Abstract
Rationale Acute lung injury alters ventilatory control by impairing gas exchange. However, even before hypoxemia develops, lung inflammation itself may alter ventilatory control. The objective of the present study was to examine the impact of acute lung injury on ventilatory control by hypoxia and hypercapnia.
Methods Experiments were performed on adult male Sprague-Dawley rats challenged with intratracheal injections of either bleomycin (BM; 1 unit) or PBS. Five days after the injections, the extent of lung injury was evaluated, and ventilatory responses to hypoxia (12% O2) or hypercapnia (7% CO2) were measured by plethysmography in unanesthetized animals and by diaphragmatic EMG in anesthetized animals. Contribution of carotid body sensory afferents to ventilatory patterns was evaluated by comparing responses before and after glomectomy in anesthetized animals.
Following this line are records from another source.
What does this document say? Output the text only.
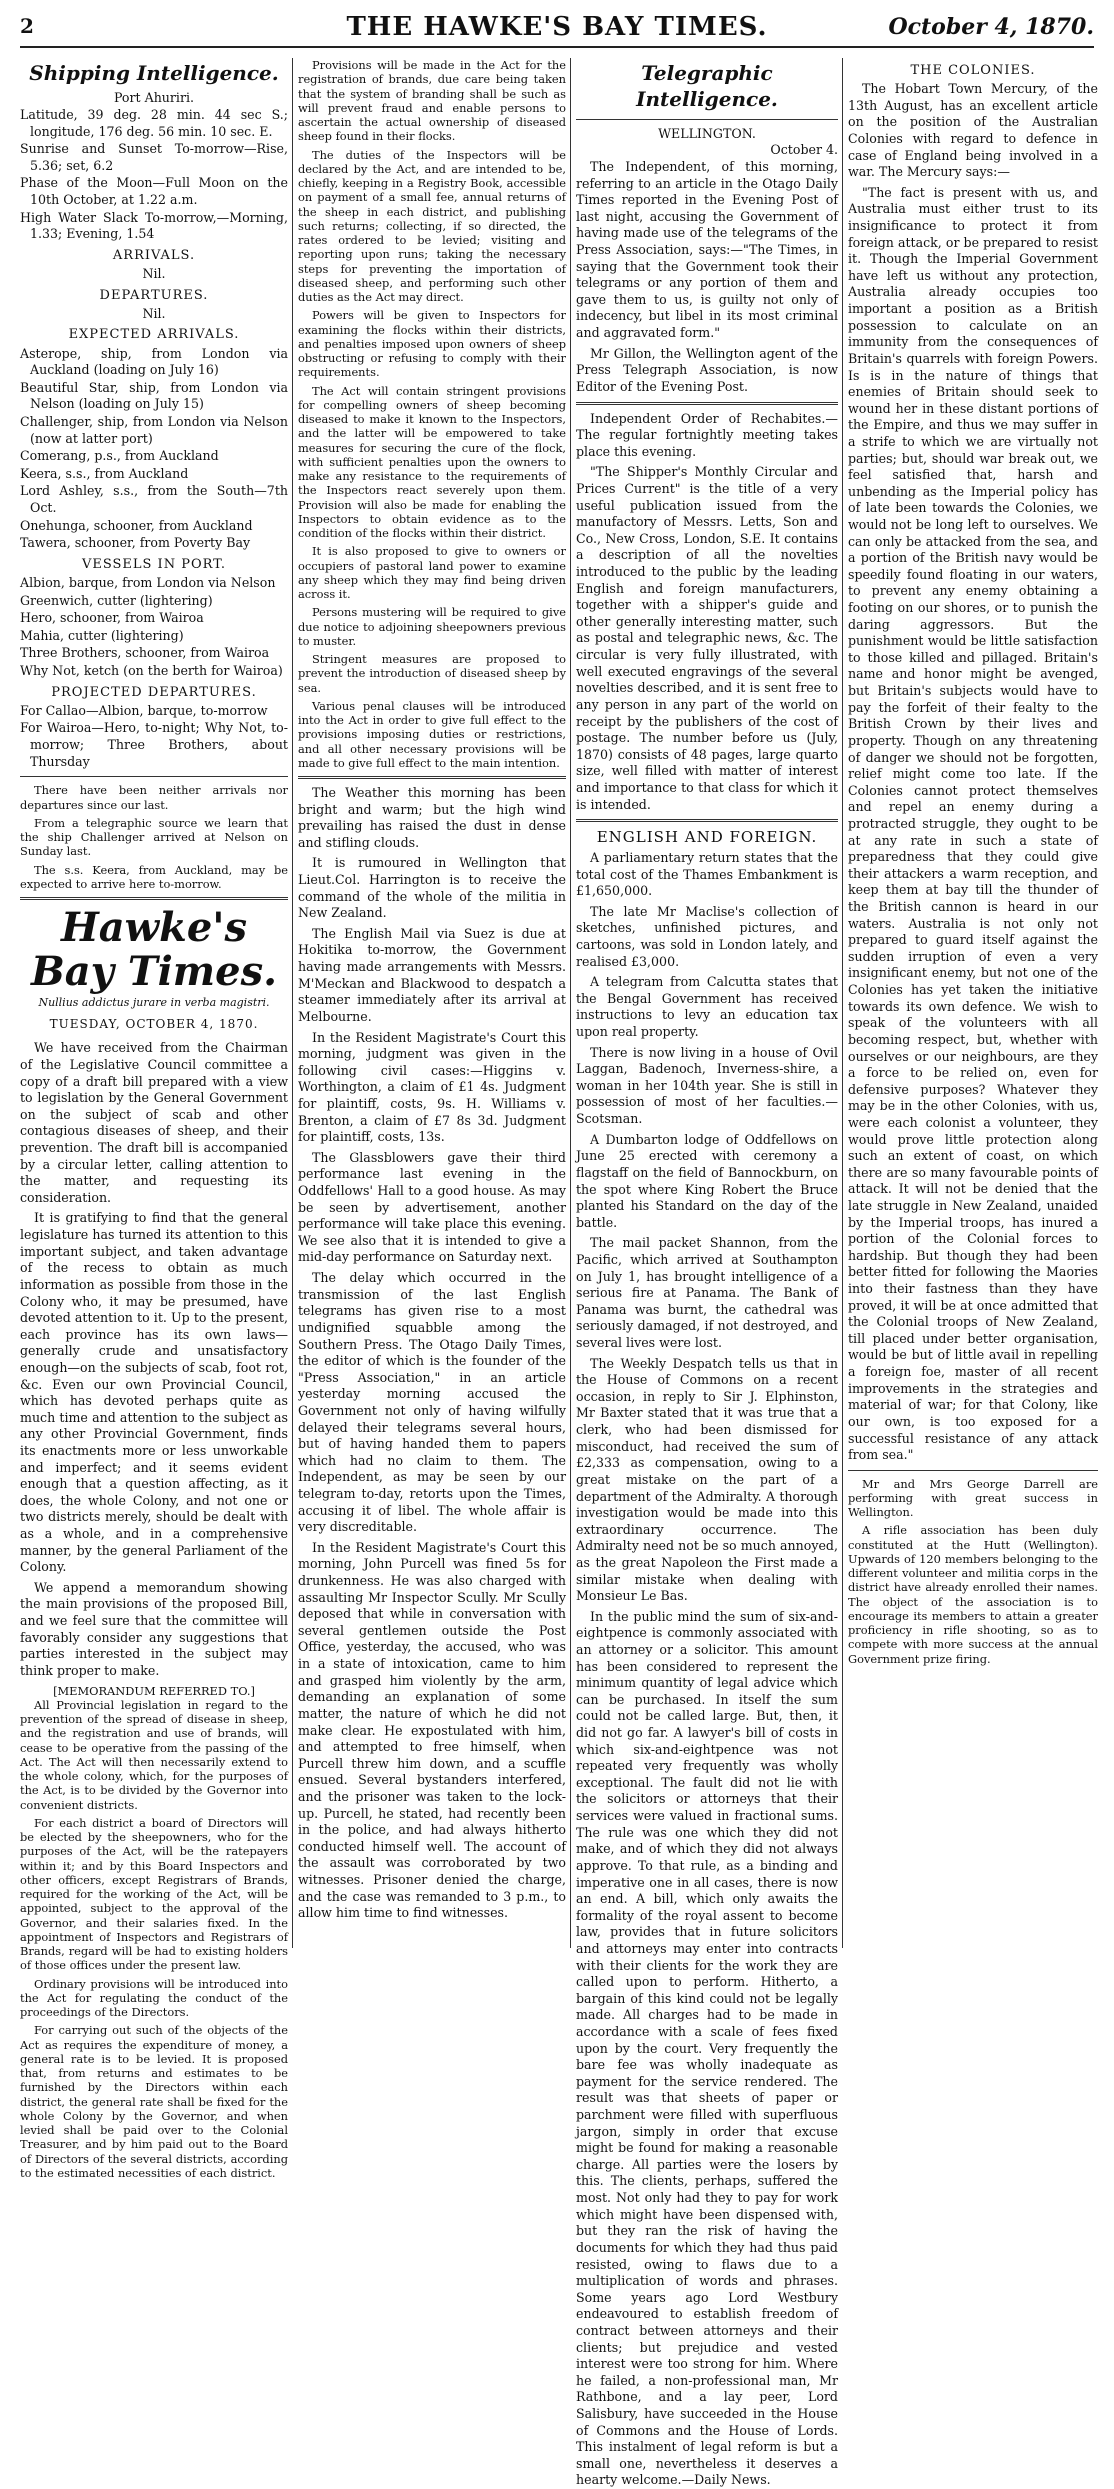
2	THE HAWKE'S BAY TIMES.	October 4, 1870.
Shipping Intelligence.
Port Ahuriri.
Latitude, 39 deg. 28 min. 44 sec S.; longitude, 176 deg. 56 min. 10 sec. E.
Sunrise and Sunset To-morrow—Rise, 5.36; set, 6.2
Phase of the Moon—Full Moon on the 10th October, at 1.22 a.m.
High Water Slack To-morrow,—Morning, 1.33; Evening, 1.54
ARRIVALS.
Nil.
DEPARTURES.
Nil.
EXPECTED ARRIVALS.
Asterope, ship, from London via Auckland (loading on July 16)
Beautiful Star, ship, from London via Nelson (loading on July 15)
Challenger, ship, from London via Nelson (now at latter port)
Comerang, p.s., from Auckland
Keera, s.s., from Auckland
Lord Ashley, s.s., from the South—7th Oct.
Onehunga, schooner, from Auckland
Tawera, schooner, from Poverty Bay
VESSELS IN PORT.
Albion, barque, from London via Nelson
Greenwich, cutter (lightering)
Hero, schooner, from Wairoa
Mahia, cutter (lightering)
Three Brothers, schooner, from Wairoa
Why Not, ketch (on the berth for Wairoa)
PROJECTED DEPARTURES.
For Callao—Albion, barque, to-morrow
For Wairoa—Hero, to-night; Why Not, to-morrow; Three Brothers, about Thursday

There have been neither arrivals nor departures since our last.

From a telegraphic source we learn that the ship Challenger arrived at Nelson on Sunday last.

The s.s. Keera, from Auckland, may be expected to arrive here to-morrow.

Hawke's Bay Times.
Nullius addictus jurare in verba magistri.
TUESDAY, OCTOBER 4, 1870.

We have received from the Chairman of the Legislative Council committee a copy of a draft bill prepared with a view to legislation by the General Government on the subject of scab and other contagious diseases of sheep, and their prevention. The draft bill is accompanied by a circular letter, calling attention to the matter, and requesting its consideration.

It is gratifying to find that the general legislature has turned its attention to this important subject, and taken advantage of the recess to obtain as much information as possible from those in the Colony who, it may be presumed, have devoted attention to it. Up to the present, each province has its own laws—generally crude and unsatisfactory enough—on the subjects of scab, foot rot, &c. Even our own Provincial Council, which has devoted perhaps quite as much time and attention to the subject as any other Provincial Government, finds its enactments more or less unworkable and imperfect; and it seems evident enough that a question affecting, as it does, the whole Colony, and not one or two districts merely, should be dealt with as a whole, and in a comprehensive manner, by the general Parliament of the Colony.

We append a memorandum showing the main provisions of the proposed Bill, and we feel sure that the committee will favorably consider any suggestions that parties interested in the subject may think proper to make.

[MEMORANDUM REFERRED TO.]

All Provincial legislation in regard to the prevention of the spread of disease in sheep, and the registration and use of brands, will cease to be operative from the passing of the Act. The Act will then necessarily extend to the whole colony, which, for the purposes of the Act, is to be divided by the Governor into convenient districts.

For each district a board of Directors will be elected by the sheepowners, who for the purposes of the Act, will be the ratepayers within it; and by this Board Inspectors and other officers, except Registrars of Brands, required for the working of the Act, will be appointed, subject to the approval of the Governor, and their salaries fixed. In the appointment of Inspectors and Registrars of Brands, regard will be had to existing holders of those offices under the present law.

Ordinary provisions will be introduced into the Act for regulating the conduct of the proceedings of the Directors.

For carrying out such of the objects of the Act as requires the expenditure of money, a general rate is to be levied. It is proposed that, from returns and estimates to be furnished by the Directors within each district, the general rate shall be fixed for the whole Colony by the Governor, and when levied shall be paid over to the Colonial Treasurer, and by him paid out to the Board of Directors of the several districts, according to the estimated necessities of each district.

Provisions will be made in the Act for the registration of brands, due care being taken that the system of branding shall be such as will prevent fraud and enable persons to ascertain the actual ownership of diseased sheep found in their flocks.

The duties of the Inspectors will be declared by the Act, and are intended to be, chiefly, keeping in a Registry Book, accessible on payment of a small fee, annual returns of the sheep in each district, and publishing such returns; collecting, if so directed, the rates ordered to be levied; visiting and reporting upon runs; taking the necessary steps for preventing the importation of diseased sheep, and performing such other duties as the Act may direct.

Powers will be given to Inspectors for examining the flocks within their districts, and penalties imposed upon owners of sheep obstructing or refusing to comply with their requirements.

The Act will contain stringent provisions for compelling owners of sheep becoming diseased to make it known to the Inspectors, and the latter will be empowered to take measures for securing the cure of the flock, with sufficient penalties upon the owners to make any resistance to the requirements of the Inspectors react severely upon them. Provision will also be made for enabling the Inspectors to obtain evidence as to the condition of the flocks within their district.

It is also proposed to give to owners or occupiers of pastoral land power to examine any sheep which they may find being driven across it.

Persons mustering will be required to give due notice to adjoining sheepowners previous to muster.

Stringent measures are proposed to prevent the introduction of diseased sheep by sea.

Various penal clauses will be introduced into the Act in order to give full effect to the provisions imposing duties or restrictions, and all other necessary provisions will be made to give full effect to the main intention.

The Weather this morning has been bright and warm; but the high wind prevailing has raised the dust in dense and stifling clouds.

It is rumoured in Wellington that Lieut.Col. Harrington is to receive the command of the whole of the militia in New Zealand.

The English Mail via Suez is due at Hokitika to-morrow, the Government having made arrangements with Messrs. M'Meckan and Blackwood to despatch a steamer immediately after its arrival at Melbourne.

In the Resident Magistrate's Court this morning, judgment was given in the following civil cases:—Higgins v. Worthington, a claim of £1 4s. Judgment for plaintiff, costs, 9s. H. Williams v. Brenton, a claim of £7 8s 3d. Judgment for plaintiff, costs, 13s.

The Glassblowers gave their third performance last evening in the Oddfellows' Hall to a good house. As may be seen by advertisement, another performance will take place this evening. We see also that it is intended to give a mid-day performance on Saturday next.

The delay which occurred in the transmission of the last English telegrams has given rise to a most undignified squabble among the Southern Press. The Otago Daily Times, the editor of which is the founder of the "Press Association," in an article yesterday morning accused the Government not only of having wilfully delayed their telegrams several hours, but of having handed them to papers which had no claim to them. The Independent, as may be seen by our telegram to-day, retorts upon the Times, accusing it of libel. The whole affair is very discreditable.

In the Resident Magistrate's Court this morning, John Purcell was fined 5s for drunkenness. He was also charged with assaulting Mr Inspector Scully. Mr Scully deposed that while in conversation with several gentlemen outside the Post Office, yesterday, the accused, who was in a state of intoxication, came to him and grasped him violently by the arm, demanding an explanation of some matter, the nature of which he did not make clear. He expostulated with him, and attempted to free himself, when Purcell threw him down, and a scuffle ensued. Several bystanders interfered, and the prisoner was taken to the lock-up. Purcell, he stated, had recently been in the police, and had always hitherto conducted himself well. The account of the assault was corroborated by two witnesses. Prisoner denied the charge, and the case was remanded to 3 p.m., to allow him time to find witnesses.

Telegraphic Intelligence.
WELLINGTON.
October 4.

The Independent, of this morning, referring to an article in the Otago Daily Times reported in the Evening Post of last night, accusing the Government of having made use of the telegrams of the Press Association, says:—"The Times, in saying that the Government took their telegrams or any portion of them and gave them to us, is guilty not only of indecency, but libel in its most criminal and aggravated form."

Mr Gillon, the Wellington agent of the Press Telegraph Association, is now Editor of the Evening Post.

Independent Order of Rechabites.—The regular fortnightly meeting takes place this evening.

"The Shipper's Monthly Circular and Prices Current" is the title of a very useful publication issued from the manufactory of Messrs. Letts, Son and Co., New Cross, London, S.E. It contains a description of all the novelties introduced to the public by the leading English and foreign manufacturers, together with a shipper's guide and other generally interesting matter, such as postal and telegraphic news, &c. The circular is very fully illustrated, with well executed engravings of the several novelties described, and it is sent free to any person in any part of the world on receipt by the publishers of the cost of postage. The number before us (July, 1870) consists of 48 pages, large quarto size, well filled with matter of interest and importance to that class for which it is intended.

ENGLISH AND FOREIGN.

A parliamentary return states that the total cost of the Thames Embankment is £1,650,000.

The late Mr Maclise's collection of sketches, unfinished pictures, and cartoons, was sold in London lately, and realised £3,000.

A telegram from Calcutta states that the Bengal Government has received instructions to levy an education tax upon real property.

There is now living in a house of Ovil Laggan, Badenoch, Inverness-shire, a woman in her 104th year. She is still in possession of most of her faculties.—Scotsman.

A Dumbarton lodge of Oddfellows on June 25 erected with ceremony a flagstaff on the field of Bannockburn, on the spot where King Robert the Bruce planted his Standard on the day of the battle.

The mail packet Shannon, from the Pacific, which arrived at Southampton on July 1, has brought intelligence of a serious fire at Panama. The Bank of Panama was burnt, the cathedral was seriously damaged, if not destroyed, and several lives were lost.

The Weekly Despatch tells us that in the House of Commons on a recent occasion, in reply to Sir J. Elphinston, Mr Baxter stated that it was true that a clerk, who had been dismissed for misconduct, had received the sum of £2,333 as compensation, owing to a great mistake on the part of a department of the Admiralty. A thorough investigation would be made into this extraordinary occurrence. The Admiralty need not be so much annoyed, as the great Napoleon the First made a similar mistake when dealing with Monsieur Le Bas.

In the public mind the sum of six-and-eightpence is commonly associated with an attorney or a solicitor. This amount has been considered to represent the minimum quantity of legal advice which can be purchased. In itself the sum could not be called large. But, then, it did not go far. A lawyer's bill of costs in which six-and-eightpence was not repeated very frequently was wholly exceptional. The fault did not lie with the solicitors or attorneys that their services were valued in fractional sums. The rule was one which they did not make, and of which they did not always approve. To that rule, as a binding and imperative one in all cases, there is now an end. A bill, which only awaits the formality of the royal assent to become law, provides that in future solicitors and attorneys may enter into contracts with their clients for the work they are called upon to perform. Hitherto, a bargain of this kind could not be legally made. All charges had to be made in accordance with a scale of fees fixed upon by the court. Very frequently the bare fee was wholly inadequate as payment for the service rendered. The result was that sheets of paper or parchment were filled with superfluous jargon, simply in order that excuse might be found for making a reasonable charge. All parties were the losers by this. The clients, perhaps, suffered the most. Not only had they to pay for work which might have been dispensed with, but they ran the risk of having the documents for which they had thus paid resisted, owing to flaws due to a multiplication of words and phrases. Some years ago Lord Westbury endeavoured to establish freedom of contract between attorneys and their clients; but prejudice and vested interest were too strong for him. Where he failed, a non-professional man, Mr Rathbone, and a lay peer, Lord Salisbury, have succeeded in the House of Commons and the House of Lords. This instalment of legal reform is but a small one, nevertheless it deserves a hearty welcome.—Daily News.

THE COLONIES.

The Hobart Town Mercury, of the 13th August, has an excellent article on the position of the Australian Colonies with regard to defence in case of England being involved in a war. The Mercury says:—

"The fact is present with us, and Australia must either trust to its insignificance to protect it from foreign attack, or be prepared to resist it. Though the Imperial Government have left us without any protection, Australia already occupies too important a position as a British possession to calculate on an immunity from the consequences of Britain's quarrels with foreign Powers. Is is in the nature of things that enemies of Britain should seek to wound her in these distant portions of the Empire, and thus we may suffer in a strife to which we are virtually not parties; but, should war break out, we feel satisfied that, harsh and unbending as the Imperial policy has of late been towards the Colonies, we would not be long left to ourselves. We can only be attacked from the sea, and a portion of the British navy would be speedily found floating in our waters, to prevent any enemy obtaining a footing on our shores, or to punish the daring aggressors. But the punishment would be little satisfaction to those killed and pillaged. Britain's name and honor might be avenged, but Britain's subjects would have to pay the forfeit of their fealty to the British Crown by their lives and property. Though on any threatening of danger we should not be forgotten, relief might come too late. If the Colonies cannot protect themselves and repel an enemy during a protracted struggle, they ought to be at any rate in such a state of preparedness that they could give their attackers a warm reception, and keep them at bay till the thunder of the British cannon is heard in our waters. Australia is not only not prepared to guard itself against the sudden irruption of even a very insignificant enemy, but not one of the Colonies has yet taken the initiative towards its own defence. We wish to speak of the volunteers with all becoming respect, but, whether with ourselves or our neighbours, are they a force to be relied on, even for defensive purposes? Whatever they may be in the other Colonies, with us, were each colonist a volunteer, they would prove little protection along such an extent of coast, on which there are so many favourable points of attack. It will not be denied that the late struggle in New Zealand, unaided by the Imperial troops, has inured a portion of the Colonial forces to hardship. But though they had been better fitted for following the Maories into their fastness than they have proved, it will be at once admitted that the Colonial troops of New Zealand, till placed under better organisation, would be but of little avail in repelling a foreign foe, master of all recent improvements in the strategies and material of war; for that Colony, like our own, is too exposed for a successful resistance of any attack from sea."

Mr and Mrs George Darrell are performing with great success in Wellington.

A rifle association has been duly constituted at the Hutt (Wellington). Upwards of 120 members belonging to the different volunteer and militia corps in the district have already enrolled their names. The object of the association is to encourage its members to attain a greater proficiency in rifle shooting, so as to compete with more success at the annual Government prize firing.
Results BM-treated animals had increased total cell count, percent neutrophils, and protein levels in lavage fluid with no alterations in lung collagen content suggesting acute lung injury but not fibrosis. Core body temperature, PaO2 ,and PaCO2 were comparable between both groups of animals. In unanesthetized animals (n = 16), baseline ventilation and the hypoxic ventilatory responses were significantly higher in BM-injected animals compared to control animals (average increases in minute ventilation [VE]: BM +214 ± 59 mL/kg/min vs Control +60 ± 8 mL/kg/min; p = .003), whereas respiratory stimulation by hypercapnia was not altered to the same degree (p = .672). The selective enhancement of hypoxic ventilatory drive was also present in anesthetized, spontaneously breathing animals (n = 12) where average increases in respiratory rate [RR] were greater in animals with lung injury (p = .036). In contrast, this difference between control and BM-exposed animals was abolished following bilateral glomectomy (p = .786). In these same animals, average decreases in RR in response to sudden administration of hyperoxia (FiO2 change from 0.12'1.0) was significantly greater in the BM-exposed group compared to control animals (BM -13.0 ± 1.0 % vs control -9.7 ± 1.0 %; p = .041), and these differences were abolished following glomectomy (p = .128).
Conclusions These data demonstrate that afferent sensory input from the carotid body contributes to a selective enhancement of hypoxic ventilatory drive in the absence of pulmonary fibrosis and arterial hypoxemia in early BM-induced lung injury.